Le Figaro – Jeudi 16 février 1860

(…)

La parodie jouée aux Bouffes-Parisiens, ayant pour titre le Carnaval des Revues, est taillée sur l’invariable patron de ces sortes de pots-pourris dramatiques. C’est, comme toujours, un défilé de scènes décousues, de satires dialoguées, de coqs-à-l’âne, de caricatures plus ou moins amusantes : cela se regarde parfois avec plaisir et ne s’analyse point.

MM. Grangé et Gillet ont donné toutefois plus de développement à la musique et à la danse ; c’est en cela, mais en cela uniquement, que leur Revue diffère de ses sœurs aînées, auxquelles elle dit sans ménagement des vérités un peu fortes, dont elle aurait bien dû faire son profit. Le prologue du souper des Revues à la Maison d’Or est assez amusant. Mais que de longueurs inutiles dans les quatre tableaux qui suivent ce prologue ! Il est urgent de faire disparaître presque en totalité les scènes du bois de Boulogne et les chinoiseries si rebattues et si froides, qui n’ont pour tout mérite que de justifier l’intercalation du finale de Ba-ta-clan. Les suppressions que j’indique ont été pratiquées sans doute le lendemain de la première représentation ; mais elles pouvaient avoir lieu la veille. Il est impossible qu’on n’ait pas été frappé, à la répétition générale, des longueurs et des langueurs de ce premier acte. Il faut qu’un auteur sache prendre son parti sur-le-champ et sans marchander avec sa vanité une capitulation honorable ; car les premières impressions du spectateur sont de celles qui se gravent dans sa mémoire et sur lesquelles il ne revient jamais, eût-on tenu compte ensuite de ses exigences et de sa mauvaise humeur.
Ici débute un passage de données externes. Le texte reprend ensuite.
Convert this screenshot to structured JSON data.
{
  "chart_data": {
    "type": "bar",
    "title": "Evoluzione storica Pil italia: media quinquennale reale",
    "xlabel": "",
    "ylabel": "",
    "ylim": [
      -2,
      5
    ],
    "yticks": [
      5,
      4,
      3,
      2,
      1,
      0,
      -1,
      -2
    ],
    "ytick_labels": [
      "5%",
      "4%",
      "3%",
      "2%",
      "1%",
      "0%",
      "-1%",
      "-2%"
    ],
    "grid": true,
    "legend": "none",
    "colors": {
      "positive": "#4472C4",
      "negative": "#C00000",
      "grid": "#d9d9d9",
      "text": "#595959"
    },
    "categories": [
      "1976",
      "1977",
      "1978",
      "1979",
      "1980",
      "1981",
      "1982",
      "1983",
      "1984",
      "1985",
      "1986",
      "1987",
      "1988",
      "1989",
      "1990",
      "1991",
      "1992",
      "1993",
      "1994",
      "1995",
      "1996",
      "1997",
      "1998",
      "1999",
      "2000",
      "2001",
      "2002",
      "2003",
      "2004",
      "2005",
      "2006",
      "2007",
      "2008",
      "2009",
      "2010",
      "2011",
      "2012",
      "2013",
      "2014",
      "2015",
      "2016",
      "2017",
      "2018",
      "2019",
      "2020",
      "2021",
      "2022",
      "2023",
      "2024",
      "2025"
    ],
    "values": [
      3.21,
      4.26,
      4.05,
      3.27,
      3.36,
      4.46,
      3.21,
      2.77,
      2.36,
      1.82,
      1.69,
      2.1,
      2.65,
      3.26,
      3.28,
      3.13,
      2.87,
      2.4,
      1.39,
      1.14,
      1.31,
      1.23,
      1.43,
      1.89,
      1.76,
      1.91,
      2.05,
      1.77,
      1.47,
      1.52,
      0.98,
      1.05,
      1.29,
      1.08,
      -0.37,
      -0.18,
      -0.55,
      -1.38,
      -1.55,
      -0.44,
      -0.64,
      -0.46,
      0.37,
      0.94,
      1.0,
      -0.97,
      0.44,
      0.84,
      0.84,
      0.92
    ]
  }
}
Le deuxième acte du Carnaval des Revues est incomparablement plus vif, et quand on en aura biffé le tableau de l’Exposition de peinture, il laissera peu de chose à désirer. La parodie des ouvrages dramatiques y est parfois amusante ; l’intermède chorégraphique rappelle l’Opéra regardé par le gros bout de la lorgnette ; mais le grand succès de cette deuxième partie de la revue appartient incontestablement à la spirituelle critique du représentant extra-allemand et extra-romantique de la Musique de l’avenir. Il faut voir le jeune acteur Bonnet conduisant ses symphonistes, se jetant dans les bras du chef d’orchestre Varney et exécutant sa grande tyrolienne. Si la parodie, comme autrefois le ridicule, avait le pouvoir de tuer en France, Richard Wagner serait un homme mort à l’heure qu’il est.

J’ai dit plus haut que la musique était le personnage envahissant de cette revue ; on ne songera pas à s’en plaindre, bien que le compositeur, laissant pour cette fois reposer son imagination, n’ait mis en relief que son remarquable talent d’arrangeur. Il a eu l’idée, assurément très heureuse, de convoquer le ban et l’arrière-ban des motifs les plus jolis et les plus populaires qui ont fait le succès de toutes ses partitions ; de sorte que le spectateur assiste au défilé complet du répertoire des Bouffes-Parisiens (répertoire de Jacques Offenbach, s’entend). Par ma foi, ceux qui aiment à se griser avec de la mélodie facile, ont dû tituber à l’issue de la représentation et se coucher ivres morts.

Mais le compositeur-directeur ne s’éloignera pas ainsi en emportant mon compliment. Je lui dois une critique, il l’aura, il l’empochera, sans que je lui laisse le dédommagement de la partager avec ses deux collaborateurs. Qu’il vienne dire au public, après un résultat qui a déçu les espérances du théâtre : « J’ai cru au succès de Geneviève de Brabant, je reconnais que je me suis trompé ; » l’aveu est d’un homme d’esprit. Mais que voulant tirer presque aussitôt sa vanité du jeu, le compositeur immole son collaborateur sur un de ses plus jolis airs : cela peut sembler amusant au public, cela peut se chanter au besoin ; mais cela ne doit pas se dire. Maintenant, mon cher musicien, sans rancune.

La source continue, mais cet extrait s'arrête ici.